Since water has such strong intermoleculer forces it vaporizes at a very high heat.

acid

give up h+. less than 7 ph

base

takes H+. greater than 7 ph.

pH

power of hydrogen

buffer

minimize ph changes. Buffers help maintain homeostasis, relatively

constant conditions, in organisms

– Add H+, buffer pulls some out of solution (counters the

addition of H+)

– Subtract H+, buffer adds more to solution (counters

the subtraction of H+

carbon.

almost all molceules in the bod have carbon. makes 4 bonds

Organic compounds—molecules that

contain carbon bonded to other elements:

– Limitless array of molecular shapes

– With different combinations of single and

double bonds

Amino groups

attract protons cause its basic

carboxyl groups

are acidic

carbonyls

sites for linkage of more complex molecules

hydroxyl

polar and hydrophillic

phosphate groups

2 negative charges

Sulfhydryl groups

makes disulfide bonds

Monomers

Molecules used as subunits to create bigger molecules

ex monosachrides

polymers

large chain molecules that consist of monomers

ex; polysaccharides

What reaction creates a bond between two molecules?

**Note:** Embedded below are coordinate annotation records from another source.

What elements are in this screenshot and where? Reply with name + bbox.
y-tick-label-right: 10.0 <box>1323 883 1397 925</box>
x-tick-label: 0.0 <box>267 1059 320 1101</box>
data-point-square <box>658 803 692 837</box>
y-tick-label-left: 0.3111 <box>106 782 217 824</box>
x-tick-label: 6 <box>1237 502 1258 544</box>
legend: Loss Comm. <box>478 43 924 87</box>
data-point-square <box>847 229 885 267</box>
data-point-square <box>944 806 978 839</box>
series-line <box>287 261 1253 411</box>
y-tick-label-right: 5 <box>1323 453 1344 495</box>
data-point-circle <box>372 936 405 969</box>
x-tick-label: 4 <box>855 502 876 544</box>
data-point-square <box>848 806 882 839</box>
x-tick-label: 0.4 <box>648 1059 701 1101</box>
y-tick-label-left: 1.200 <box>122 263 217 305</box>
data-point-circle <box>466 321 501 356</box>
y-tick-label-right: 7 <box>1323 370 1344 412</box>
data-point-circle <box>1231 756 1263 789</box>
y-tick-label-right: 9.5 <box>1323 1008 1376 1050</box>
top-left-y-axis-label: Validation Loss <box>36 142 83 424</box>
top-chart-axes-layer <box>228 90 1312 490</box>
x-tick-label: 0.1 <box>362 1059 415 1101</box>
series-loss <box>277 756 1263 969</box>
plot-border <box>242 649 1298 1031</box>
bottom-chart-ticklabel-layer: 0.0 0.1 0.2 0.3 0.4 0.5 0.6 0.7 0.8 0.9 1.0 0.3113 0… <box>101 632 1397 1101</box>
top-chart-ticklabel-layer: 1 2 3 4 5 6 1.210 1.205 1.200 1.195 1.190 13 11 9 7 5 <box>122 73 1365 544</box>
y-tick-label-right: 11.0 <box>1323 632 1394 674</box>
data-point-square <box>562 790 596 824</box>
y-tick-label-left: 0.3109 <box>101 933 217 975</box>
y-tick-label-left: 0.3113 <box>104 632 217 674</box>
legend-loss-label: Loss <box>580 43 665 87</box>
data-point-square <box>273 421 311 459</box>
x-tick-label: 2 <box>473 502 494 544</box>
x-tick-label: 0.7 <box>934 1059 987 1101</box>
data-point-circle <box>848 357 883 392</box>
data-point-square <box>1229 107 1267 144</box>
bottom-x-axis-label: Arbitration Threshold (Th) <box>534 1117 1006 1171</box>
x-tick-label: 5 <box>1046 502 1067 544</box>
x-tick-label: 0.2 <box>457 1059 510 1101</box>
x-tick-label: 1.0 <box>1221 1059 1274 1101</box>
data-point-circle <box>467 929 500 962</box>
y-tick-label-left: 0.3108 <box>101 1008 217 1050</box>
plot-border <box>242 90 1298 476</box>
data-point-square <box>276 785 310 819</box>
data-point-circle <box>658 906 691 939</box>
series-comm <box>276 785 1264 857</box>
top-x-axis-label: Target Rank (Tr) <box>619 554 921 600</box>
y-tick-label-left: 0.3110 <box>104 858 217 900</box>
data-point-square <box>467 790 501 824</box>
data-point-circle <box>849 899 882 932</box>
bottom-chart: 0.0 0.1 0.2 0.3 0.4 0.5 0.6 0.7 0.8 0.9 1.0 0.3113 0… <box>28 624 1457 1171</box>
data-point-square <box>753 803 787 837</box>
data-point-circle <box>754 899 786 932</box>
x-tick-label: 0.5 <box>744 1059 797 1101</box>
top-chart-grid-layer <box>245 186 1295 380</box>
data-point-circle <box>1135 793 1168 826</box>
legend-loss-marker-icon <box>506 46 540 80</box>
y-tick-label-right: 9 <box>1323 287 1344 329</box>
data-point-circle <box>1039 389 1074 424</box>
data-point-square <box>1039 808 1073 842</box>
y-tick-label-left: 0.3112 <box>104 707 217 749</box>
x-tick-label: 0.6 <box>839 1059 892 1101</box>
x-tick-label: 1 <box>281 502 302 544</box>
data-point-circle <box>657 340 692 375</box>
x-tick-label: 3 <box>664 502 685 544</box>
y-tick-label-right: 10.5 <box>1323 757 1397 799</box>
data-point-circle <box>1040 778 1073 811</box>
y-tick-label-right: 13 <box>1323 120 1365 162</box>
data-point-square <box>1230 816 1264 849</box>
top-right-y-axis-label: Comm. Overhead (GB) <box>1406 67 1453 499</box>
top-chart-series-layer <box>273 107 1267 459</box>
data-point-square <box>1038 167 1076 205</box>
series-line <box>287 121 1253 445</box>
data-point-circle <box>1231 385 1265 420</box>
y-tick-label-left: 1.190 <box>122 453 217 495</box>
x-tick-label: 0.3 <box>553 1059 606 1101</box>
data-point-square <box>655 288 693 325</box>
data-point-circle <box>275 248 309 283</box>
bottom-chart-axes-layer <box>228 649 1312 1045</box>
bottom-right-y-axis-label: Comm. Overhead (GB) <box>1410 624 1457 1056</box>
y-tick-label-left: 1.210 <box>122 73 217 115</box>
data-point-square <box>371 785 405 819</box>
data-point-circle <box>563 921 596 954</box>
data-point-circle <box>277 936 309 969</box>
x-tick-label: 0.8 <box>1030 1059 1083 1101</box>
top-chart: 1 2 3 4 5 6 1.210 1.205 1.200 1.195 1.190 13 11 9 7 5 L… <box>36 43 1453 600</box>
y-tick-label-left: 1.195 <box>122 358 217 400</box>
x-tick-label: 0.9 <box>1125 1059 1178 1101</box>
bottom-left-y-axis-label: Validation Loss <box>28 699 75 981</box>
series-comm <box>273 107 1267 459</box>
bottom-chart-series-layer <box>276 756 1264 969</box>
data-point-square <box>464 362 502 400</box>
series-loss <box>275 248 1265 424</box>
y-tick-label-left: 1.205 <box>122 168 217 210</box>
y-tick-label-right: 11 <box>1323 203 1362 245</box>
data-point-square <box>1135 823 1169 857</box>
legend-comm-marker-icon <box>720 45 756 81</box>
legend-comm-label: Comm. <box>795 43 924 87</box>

Condensation reaction. water is produced as a byproduct. As you can see all atoms are present after the reaction; an ether is formed to dimerize the molecules and h2o is shown as another product as it functioned as the leaving group.

A condensation reaction requires an input of energy to form monomers. Is this reaction exergonic or endergonic

endergonic.

If energy must be put into the system; it doesn’t happen spontaneously, theorefore we must “push the reaction uphill” to a higher energy state, creating a + ^G

What reaction breaks a bond between two monomers

Hydrolysis. Essentially the inverse of condensation. If you add water in an influx, it will be consumed to break the bonds

A hydrolysis reaction happens sponatneously. What is the delta G of the reaction?

negative.

In what direction are amino groups added to a string?

From N terminus to C terminus.

in what direaction are amino acids added to a string

from 5’ (phosphate group bonded to the 5 carbon on the ribose) to the 3’ (additional group is added via a condensation rxn between the OH on the 3’ and the OH on the 5’)

Carbohydrate/sugars

fromula (CH2O)n

• highly soluble

• metabolized for energy

• part of cell structure

• used to identify cells\

Can be;

• monosaccharides

• disaccharides

• oligosaccharides

• polysaccharides

Glucose

Monosaccharide

Sucrose

Diassachride dimers of glucose and fructose

Lactose

diassachride dimer of galactose and glucose

Starch

Storage of carbohydrates in plants. Glucose monomers

Glycogen

storage of carbs in mamallians. Glucose monomers

Cellulose

Carbohydrate structural support in plants. Humans cannot break it down because of H bonding between neighboring chains

Chitin

Carbohydrate structural support in fungi and exoskeletons in insects. Strengthened via H bonding.